Panic attacks absolutely suck.... I’ve had them, in the moment it feels like I’m dying, most of the time they occur in the early hours of the morning, so the darkness and feeling of being entirely alone in the moment is compounded and feeds into the experience. More often than not, I get them when I’ve been neglecting getting enough sleep for weeks and I am amped up with stress from work or finances. I think it’s the physiological manifestation of a brain reaching overcapacity, adrenaline kicks in fueling the sensation, creating a weird fusion storm of physical and emotional elements. Nothing helps in the moment besides turning the lights on, and slow breathing it out. I do seem to be able to prevent them by intentionally reducing stress and getting better sleep. Reading a book before bed tends to get my mindset off life and into sleep.

Losing loved ones is inevitable. We all die, our fate is either to die young ourselves, or to live long enough to watch our family and friends go before we do. Every death is a wound that eventually scars, the grief comes overwhelming and all consuming, then time does it’s thing and the waves of pain and moments of grief lessen in frequency, though still only a certain song, smell, or sight a way from being triggered back into a flood of memories and gut wrenching pain.
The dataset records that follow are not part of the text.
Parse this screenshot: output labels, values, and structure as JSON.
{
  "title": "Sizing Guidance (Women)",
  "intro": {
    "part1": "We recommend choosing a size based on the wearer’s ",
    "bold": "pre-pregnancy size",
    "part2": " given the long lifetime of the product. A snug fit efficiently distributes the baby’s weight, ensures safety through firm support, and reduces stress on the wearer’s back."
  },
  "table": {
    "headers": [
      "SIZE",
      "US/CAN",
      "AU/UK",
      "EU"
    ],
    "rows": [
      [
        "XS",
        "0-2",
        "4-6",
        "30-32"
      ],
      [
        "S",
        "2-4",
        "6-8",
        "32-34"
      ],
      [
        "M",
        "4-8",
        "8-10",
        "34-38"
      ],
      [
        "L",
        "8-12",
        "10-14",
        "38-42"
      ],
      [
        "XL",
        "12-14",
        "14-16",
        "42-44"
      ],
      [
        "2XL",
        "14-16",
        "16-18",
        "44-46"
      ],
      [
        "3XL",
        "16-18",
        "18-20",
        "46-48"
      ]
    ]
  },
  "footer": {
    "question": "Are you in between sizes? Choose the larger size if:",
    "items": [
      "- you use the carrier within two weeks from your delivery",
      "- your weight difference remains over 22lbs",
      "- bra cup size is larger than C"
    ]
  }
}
The pain and grief are the dues for the love and good times shared with the one you’ve lost. psych medication can deaden the pain but it also flattens the joys, and you still can have that if you choose. Avoiding the pain at the cost of joy is soul killing, our meaning in life is to experience the joys and pains of existence.

Your passed loved ones are in peace. They have no pain or burdens, the joy that they experienced in life goes on with them. It’s okay to let go, not letting go of their memories and to never think of them, but just letting go of the turmoil inside as you torment yourself with “would haves” and “could haves”. Your mind can not sustain the burden, and is letting you know it’s time.